Second, the damage and attack numbers are too low. The same stone giant in this bestiary can do one of three attacks: a +7 melee attack for 3d8+4, a +2 rock attack for 1d8+6, or a +7 slam for 2d6 + 4. In the DCC rulebook, this is a +18 melee attack for 3d8+10, or a +10 hurled stone for 1d8+10.

Third, the monsters have a few strange action dice entries. In DCC, all monsters start on a d20 on the dice chain. In this bestiary, giants and two action dice (for the elite, again), of 1d20 and a 2d24 roll. 2d24 means two d24 attacks, and not one 2d24 attack. I got very confused by this.

The AC is also low, with the stone giant being a 12-14 in the bestiary, and a 17 in the DCC core book.

To use this, a few adjustments are required.

First, pick a scaling factor for hit points and multiply by one to three times, depending on the size of the creature.

Second, ignore the action dice and multiply the given attack bonuses by one to two times.

Third, add another 0% to 30% to their attack damage, which is up to another whole damage die for most monsters. Some monsters at the lower levels do a bit too much, such as the orc.

Up the AC of all monsters by +0 to +5.

I am using the stone giant here, but this is a generally good baseline example. A few monsters, like the orc, are very close to DCC and work fine. Having action dice for monsters is nice, but I wish they were more varied, with the d14 and d16 used more often for some additional but weaker humanoid and low-level monster attacks.

DCC is an odd game; it has monsters with similar hit points, attack values, and damage outputs to 3.5E or Pathfinder 1e monsters (And the Aquilae Pathfinder compilations have numbers closer to DCC). Pathfinder's AC values are too high and need to be reduced by two-thirds (multiply the PF 1e AC by 0.66) and capped at 10. In this case, it is a more straightforward recommendation for the Pathfinder bestiaries by the same publisher as the DCC ones, but I wish the DCC books were more in line with the DCC rulebook.

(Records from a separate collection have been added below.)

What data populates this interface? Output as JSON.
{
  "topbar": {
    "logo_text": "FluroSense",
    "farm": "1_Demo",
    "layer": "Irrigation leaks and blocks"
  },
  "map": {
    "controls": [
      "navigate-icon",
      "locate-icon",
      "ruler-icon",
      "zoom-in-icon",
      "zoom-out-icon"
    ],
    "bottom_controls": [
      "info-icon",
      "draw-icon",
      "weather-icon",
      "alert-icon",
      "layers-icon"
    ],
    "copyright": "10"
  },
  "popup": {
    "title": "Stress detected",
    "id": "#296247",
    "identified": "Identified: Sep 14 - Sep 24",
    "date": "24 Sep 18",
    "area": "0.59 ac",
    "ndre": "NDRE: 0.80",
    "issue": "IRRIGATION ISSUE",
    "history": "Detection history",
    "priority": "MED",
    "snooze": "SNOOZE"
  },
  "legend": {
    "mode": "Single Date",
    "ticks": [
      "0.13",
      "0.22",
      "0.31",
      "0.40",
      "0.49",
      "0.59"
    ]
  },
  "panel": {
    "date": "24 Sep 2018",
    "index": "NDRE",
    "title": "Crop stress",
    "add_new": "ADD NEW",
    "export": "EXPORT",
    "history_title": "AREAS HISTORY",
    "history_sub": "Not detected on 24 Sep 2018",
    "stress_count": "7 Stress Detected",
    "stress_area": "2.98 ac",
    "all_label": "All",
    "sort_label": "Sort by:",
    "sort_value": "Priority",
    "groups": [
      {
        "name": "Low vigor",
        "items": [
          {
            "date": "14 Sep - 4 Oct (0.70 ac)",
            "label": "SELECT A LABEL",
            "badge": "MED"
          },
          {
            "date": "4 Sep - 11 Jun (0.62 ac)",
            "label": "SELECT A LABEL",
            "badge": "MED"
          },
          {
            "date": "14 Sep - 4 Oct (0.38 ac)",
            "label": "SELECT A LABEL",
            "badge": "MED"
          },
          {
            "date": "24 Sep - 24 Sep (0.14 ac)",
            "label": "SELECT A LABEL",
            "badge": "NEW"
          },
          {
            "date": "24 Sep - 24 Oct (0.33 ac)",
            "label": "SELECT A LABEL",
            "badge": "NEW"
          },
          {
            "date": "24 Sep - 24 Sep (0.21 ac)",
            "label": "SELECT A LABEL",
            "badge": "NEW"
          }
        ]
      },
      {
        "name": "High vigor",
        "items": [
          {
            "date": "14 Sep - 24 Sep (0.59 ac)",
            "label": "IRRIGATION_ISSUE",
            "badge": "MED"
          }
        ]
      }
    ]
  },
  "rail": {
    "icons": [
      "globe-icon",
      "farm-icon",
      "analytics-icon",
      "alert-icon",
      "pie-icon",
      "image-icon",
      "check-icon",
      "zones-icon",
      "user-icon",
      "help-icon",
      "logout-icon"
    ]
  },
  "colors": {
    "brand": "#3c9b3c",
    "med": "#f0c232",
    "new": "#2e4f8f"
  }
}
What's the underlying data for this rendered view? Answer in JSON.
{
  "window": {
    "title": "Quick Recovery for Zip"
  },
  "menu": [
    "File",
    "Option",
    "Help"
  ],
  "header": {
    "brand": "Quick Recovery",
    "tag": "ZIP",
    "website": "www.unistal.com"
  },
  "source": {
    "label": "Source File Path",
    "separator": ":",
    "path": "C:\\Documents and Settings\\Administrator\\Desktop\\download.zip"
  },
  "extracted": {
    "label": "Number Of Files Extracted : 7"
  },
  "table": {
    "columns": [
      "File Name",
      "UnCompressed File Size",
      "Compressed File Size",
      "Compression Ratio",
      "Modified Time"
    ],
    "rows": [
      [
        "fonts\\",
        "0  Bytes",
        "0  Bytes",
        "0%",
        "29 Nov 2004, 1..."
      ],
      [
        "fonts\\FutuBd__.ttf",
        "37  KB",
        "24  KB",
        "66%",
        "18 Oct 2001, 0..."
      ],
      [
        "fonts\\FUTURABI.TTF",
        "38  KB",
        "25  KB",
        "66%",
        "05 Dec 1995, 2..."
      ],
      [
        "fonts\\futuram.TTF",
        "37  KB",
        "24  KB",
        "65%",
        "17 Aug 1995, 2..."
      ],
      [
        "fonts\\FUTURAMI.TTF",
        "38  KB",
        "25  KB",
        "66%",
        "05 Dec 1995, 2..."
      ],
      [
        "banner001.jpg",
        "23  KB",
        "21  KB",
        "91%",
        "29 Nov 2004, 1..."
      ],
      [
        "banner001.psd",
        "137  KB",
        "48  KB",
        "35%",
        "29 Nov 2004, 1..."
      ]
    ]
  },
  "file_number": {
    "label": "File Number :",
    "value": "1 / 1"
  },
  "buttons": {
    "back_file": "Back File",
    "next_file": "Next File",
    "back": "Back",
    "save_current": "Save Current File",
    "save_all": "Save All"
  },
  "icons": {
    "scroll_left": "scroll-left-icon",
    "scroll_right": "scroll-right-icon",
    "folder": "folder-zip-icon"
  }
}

It still is a nice book as a compilation, but you still need to go by the DCC rulebook to get your monster's stats in the correct ballpark for the game, "as intended." A great selection of monsters, but some tweaking is needed to keep them from being pushovers. We are supposed to tweak everything anyway, so if you don't really care much about the numbers and want something that gets you close enough, this book works.

I still love this book, though. It's a hard one to put down, since it gives me so much. I love the monster abilities listed under each entry. The different levels of creatures are fun. The quality level is very high.

Here is the critical factor. This book assumes a different baseline for the conversions, though. You also need to factor in "number appearing," which, if a bunch of the DCC monsters, as is, appeared, the fights with ten stone giants would take forever using the DCC official stats, versus these with the lower hit points, AC values, and lesser damage attacks. Lower hit point monsters would be quicker, more epic, and heroic fights, where you can take on hordes without the game dragging. Since the AC values are lower, you will hit more, and the fights will be faster.

Conversions are hard!

And the number of creatures in a fight matters.

This may be for a different type of DCC entirely. Used as a consistent bestiary, it may be a fun game. the numbers are not DCC-like, but DCC assumes each monster is the only one in the world, and this bestiary assumes they are one of many.

The balance does change with multiple creatures in a group, and if all you used were these numbers, but tweaked slightly, you could be fine. Keep the monsters consistent and from one source.

In short, a helpful book that will enhance your game, perhaps for the better. Just keep consistent and use only these monsters, and see how it goes!